Abercrombie wrote:
My simulation software (which remains vapour ware, until I get some clarity) suggests that, once you have pulled in, you make matters worse if you let more in. In fact, the (mental) calculation suggests that, once you have pulled over, the least selfish thing to do is the most selfish thing (!), i.e. let no more in. If everyone ALREADY in L1 let exactly one in from lane 2, and everyone who was in lane 2 let no-one else in, assuming both lanes carry the same volume originally, a sort of balance might be achieved. That is my expectation, anyway, although I'll have to write some queues to see it in action with my own eyes, so to speak.
Fortunately, I seem to be gifted with a sort of "in head debugger" which means I can prototype and debug moderately complex software without actually writing any code!
As far as I can see you are absolutely correct. If every car in L1 lets 1 car from L2 in, but NO-ONE joining from L2 does so, then you will achieve equal flow in each lane, which gives the highest net flow AND the shortest queue, so clearly that is ideal behaviour.
There are two other extremes.

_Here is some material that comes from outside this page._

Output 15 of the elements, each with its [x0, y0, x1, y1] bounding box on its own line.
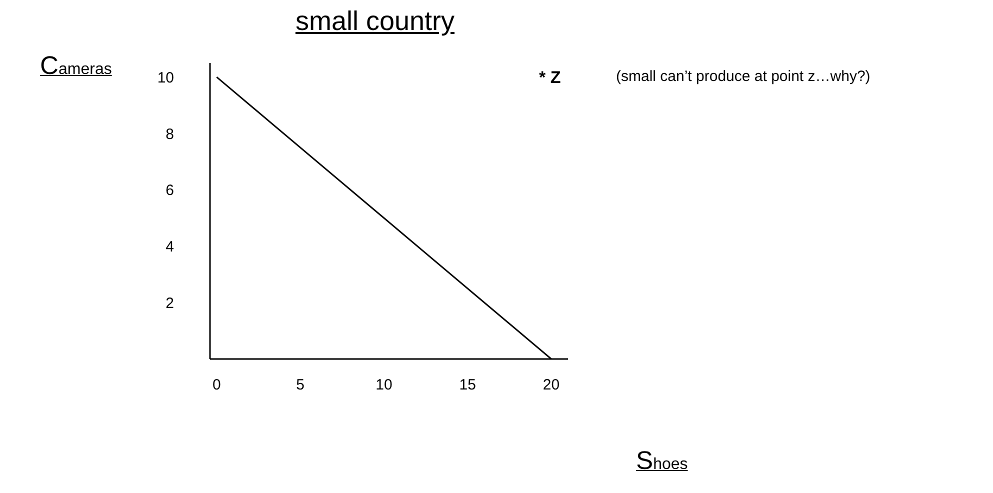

One is that no-one in L1 lets anyone in, in which case L2 comes to a stand. Apart from leaving a batch of cars "hung out to dry" this actually clears itself, because as soon as L2 becomes slower than L1 it ceases to become attractive to join it, so you just end up with a long queue in L1. The other is that someone from L2 joins, then "repays the favour" by allowing someone else from L2 to overtake him and pull in. This is the worst possible case, as it reaches a ridiculous position where L1 will stop completely and only the cars that pull out and overtake will actually get anywhere.
The one common thread running in all 3 scenarios is that the selfish person benefits, as well as tending to exhibit the best "queue minimising" behaviour.
If I wrote the Highway Code, advice to people in a 2 lane queue would be:
1. Upon encountering the queue get in the fastest moving lane
2. When the head of the queue approaches, if in L1 allow ONE car from L2 to join ahead of you, but no more.
3. If in L2 look for a gap as late as you comfortably can, and once you've merged back to L1 don't allow anyone else in at any cost!
Blimey - all 3 are recommendations to be selfish! Didn't that mentally ill mathematician say something about this?
Oh, and my advice to highways agencies would be to lay out the merge so that L1 has to join L2, not the other way round. Solves the whole problem at a stroke... (run that one past your mental software simulator, BW!)